Marginally Interesting
· Mikio L. Braun

Academia vs. Industry: Explore or Build?

Jay Kreps, a data scientist on LinkedIn's social network analysis team, posted this tweet which resonated quite much within the Twitter community (133 retweets and 64 favorites so far):

And the sad thing is, I kind of agree with it, too. There is a little piece of wisdom in the ML community which says that the simple methods often work best. It depends on what different people consider "simple", but there are enough examples where k-nearest neighbor beats SVMs, linear methods beat more complex ones, or stochastic gradient descent outperforms more fancy optimization methods.

I think the main reason for this divide between science and industry is that both areas have their own, very specific, cost functions to measure progress leading to quite different main activities. In a nutshell: academia explores, industry builds.

The two main driving forces behind scientific progress are "advancing the state-of-the-art" and "novelty". In my experience, these criteria are much higher on the list than "Does it solve a relevant problem?" And it's probably also not necessary to be relevant (yet). The standard argument here is number theory which eventually became the foundation for cryptography without which business on the Internet wouldn't work as it does right now, so we never know, right?

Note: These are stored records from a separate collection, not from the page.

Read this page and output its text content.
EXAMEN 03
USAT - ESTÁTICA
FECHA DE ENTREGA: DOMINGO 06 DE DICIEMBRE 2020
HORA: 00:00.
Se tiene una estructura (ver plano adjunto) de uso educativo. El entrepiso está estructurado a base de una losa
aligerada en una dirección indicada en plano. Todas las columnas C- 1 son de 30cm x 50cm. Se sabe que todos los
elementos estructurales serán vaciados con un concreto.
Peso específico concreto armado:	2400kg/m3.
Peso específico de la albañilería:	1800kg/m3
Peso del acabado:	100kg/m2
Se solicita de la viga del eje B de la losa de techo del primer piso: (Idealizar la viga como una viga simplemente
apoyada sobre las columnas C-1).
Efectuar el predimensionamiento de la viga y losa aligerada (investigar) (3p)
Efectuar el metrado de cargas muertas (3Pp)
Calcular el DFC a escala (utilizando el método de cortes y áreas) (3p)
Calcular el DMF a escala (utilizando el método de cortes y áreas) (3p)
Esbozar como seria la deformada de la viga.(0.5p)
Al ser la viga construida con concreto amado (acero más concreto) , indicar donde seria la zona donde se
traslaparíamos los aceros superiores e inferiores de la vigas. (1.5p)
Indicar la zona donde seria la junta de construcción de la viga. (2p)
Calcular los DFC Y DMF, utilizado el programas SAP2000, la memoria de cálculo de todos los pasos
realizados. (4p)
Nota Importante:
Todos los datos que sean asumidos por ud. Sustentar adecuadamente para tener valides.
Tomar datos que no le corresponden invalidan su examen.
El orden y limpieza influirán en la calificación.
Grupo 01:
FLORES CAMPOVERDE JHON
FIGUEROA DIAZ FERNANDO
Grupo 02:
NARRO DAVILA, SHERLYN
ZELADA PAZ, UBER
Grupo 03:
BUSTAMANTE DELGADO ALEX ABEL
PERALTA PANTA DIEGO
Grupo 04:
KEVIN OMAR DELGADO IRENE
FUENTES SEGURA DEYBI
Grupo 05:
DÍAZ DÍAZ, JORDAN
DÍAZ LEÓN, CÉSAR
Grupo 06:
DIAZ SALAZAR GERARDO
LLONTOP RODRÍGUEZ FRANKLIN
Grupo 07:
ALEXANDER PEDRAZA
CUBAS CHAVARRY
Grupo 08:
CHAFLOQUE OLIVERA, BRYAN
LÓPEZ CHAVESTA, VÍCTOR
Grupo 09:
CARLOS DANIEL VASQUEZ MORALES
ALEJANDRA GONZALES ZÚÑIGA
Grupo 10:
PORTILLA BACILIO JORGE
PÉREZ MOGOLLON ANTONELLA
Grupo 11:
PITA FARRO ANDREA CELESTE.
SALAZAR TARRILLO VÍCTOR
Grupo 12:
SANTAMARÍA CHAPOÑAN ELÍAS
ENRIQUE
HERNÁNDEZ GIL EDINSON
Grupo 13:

Now if the main forces are improvements over previous work and novelty, what kind of dynamics do we end up with? To me, it increasingly seems like research is about covering as much ground as possible. It's like performing stochastic gradient ascent with rejection sampling based on the lack of novelty (that is, closeness to existing work). People are constantly looking for ways to find something new, which hopefully opens up new areas to explore.

In the industry, on the other hand, the cost function is different. In the end, it's all about making money (as we all know). And to make money, you have to create value, in other words, you have to build something.

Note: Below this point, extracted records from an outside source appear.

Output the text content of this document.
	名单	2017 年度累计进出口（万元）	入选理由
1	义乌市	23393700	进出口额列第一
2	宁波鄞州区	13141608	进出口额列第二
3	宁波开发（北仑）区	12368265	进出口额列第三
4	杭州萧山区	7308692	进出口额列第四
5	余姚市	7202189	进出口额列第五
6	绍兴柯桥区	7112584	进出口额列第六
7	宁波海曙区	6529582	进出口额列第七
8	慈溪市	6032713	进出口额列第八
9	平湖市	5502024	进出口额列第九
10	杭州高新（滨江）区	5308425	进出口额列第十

Of course, exploration is important in the industry as well (and there exist research units within industry whose role is to achieve exactly that), but once you have some interesting new piece of technology, you have to actually first build a product and then a business on that.

Compared to the industry, science also stays on a more abstract level, For example, for machine learning you usually have to describe your algorithm mathematically and implemented it in some preliminary form to run batch experiments, but it is ok to only report the results without publishing your code, too. If you really want to, you can go beyond this kind of research software and make your code usable and release it (and we've set up mloss and a special track at JMLR to help you get credit for that), but it's not strictly necessary.

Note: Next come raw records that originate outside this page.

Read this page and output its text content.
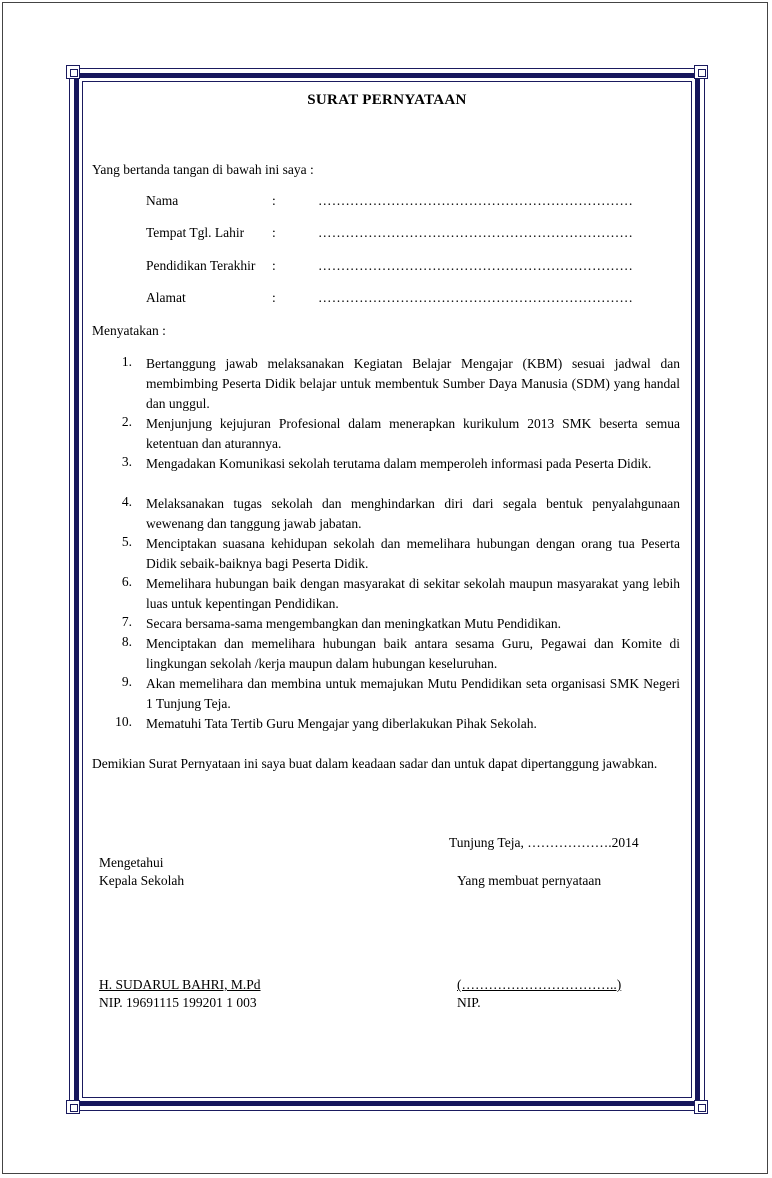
SURAT PERNYATAAN
Yang bertanda tangan di bawah ini saya :
Nama	:	……………………………………………………………
Tempat Tgl. Lahir :	……………………………………………………………
Pendidikan Terakhir :	……………………………………………………………
Alamat	:	……………………………………………………………
Menyatakan :
1. Bertanggung jawab melaksanakan Kegiatan Belajar Mengajar (KBM) sesuai jadwal dan membimbing Peserta Didik belajar untuk membentuk Sumber Daya Manusia (SDM) yang handal dan unggul.
2. Menjunjung kejujuran Profesional dalam menerapkan kurikulum 2013 SMK beserta semua ketentuan dan aturannya.
3. Mengadakan Komunikasi sekolah terutama dalam memperoleh informasi pada Peserta Didik.
4. Melaksanakan tugas sekolah dan menghindarkan diri dari segala bentuk penyalahgunaan wewenang dan tanggung jawab jabatan.
5. Menciptakan suasana kehidupan sekolah dan memelihara hubungan dengan orang tua Peserta Didik sebaik-baiknya bagi Peserta Didik.
6. Memelihara hubungan baik dengan masyarakat di sekitar sekolah maupun masyarakat yang lebih luas untuk kepentingan Pendidikan.
7. Secara bersama-sama mengembangkan dan meningkatkan Mutu Pendidikan.
8. Menciptakan dan memelihara hubungan baik antara sesama Guru, Pegawai dan Komite di lingkungan sekolah /kerja maupun dalam hubungan keseluruhan.
9. Akan memelihara dan membina untuk memajukan Mutu Pendidikan seta organisasi SMK Negeri 1 Tunjung Teja.
10. Mematuhi Tata Tertib Guru Mengajar yang diberlakukan Pihak Sekolah.
Demikian Surat Pernyataan ini saya buat dalam keadaan sadar dan untuk dapat dipertanggung jawabkan.
Tunjung Teja, ……………….2014
Mengetahui
Kepala Sekolah	Yang membuat pernyataan
H. SUDARUL BAHRI, M.Pd
NIP. 19691115 199201 1 003
(……………………………..)
NIP.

Of course, both approaches are fully justified and serve different purposes. But I personally think that science is often missing important insights by staying on that abstract level. Only if you really try you ideas in the wild will you see whether your assumptions have been correct or not. The real-world is also an indispensible source for ideas and, of course, gives you a measure of relevance to guide your explorations on a larger scale.

So when we're talking about relevance and impact of machine learning, I think these issues are also partly due to systemic differences between what kind of work is considered valuable in different communities. I'm not sure there is an easy solution to this. You can personally try to do both, explore and build (and I think there are enough people who do), but that will always mean that you will sacrifice time spent on increasing your score in the other metric.

Thanks to Paul Bünau, Andreas Ziehe, and Martin Scholl for listening to my rambling about this topic over lunch.

Comments (4)

R
Ralf Herbrich 2012-07-21

Couldn't agree more! I think the real world also provides constraints on data quality and system constraints which should have an important influence in the modelling phase of machine learning.

M
mikiobraun 2012-07-31

 Thanks, Ralf. And yes, you're right, getting to real data is the ultimate test.

This reminds me of something my superviser Joe Buhmann told me: "In machine learning, you may be able to prove something about a method, but the ultimate test is to see whether it still works outside the assumptions under which you could prove something." Not sure if he was talking about real applications, but he definitely has a point!

S
seanv 2012-10-15

David Hand wrote a paper in 2005 about this whole topic in quite some detail.
http://projecteuclid.org/DP... think in industry there is a cost  for new methods, so marginal improvements are screened out. In academia it seems any improvement above the benchmark can be reasons to publish.

M
mikiobraun 2012-10-18

 Hi Sean,

thanks for the link. Somehow it came out intermingled with the next sentence, here is the correct link: http://projecteuclid.org/DP...

I agree that in industry it is much more important to have something that works than something that works a few percentage points better (Well, depends on the application, of course).

But still, I think there is a fundamental difference in the driving forces between the two fields. In academia, it is all about novelty, while in the industry you need to focus more on building something with which you can make money. It's not just that both are looking for new things, but it's more expensive in industry to try something new, I think that there are quite different goals. In academia, there simply isn't much pressure to go beyond exploration and build something. If there is something like a meta-drive in academia, it's about solving some larger problems. But again, as soon they are solved, you move on and do new stuff.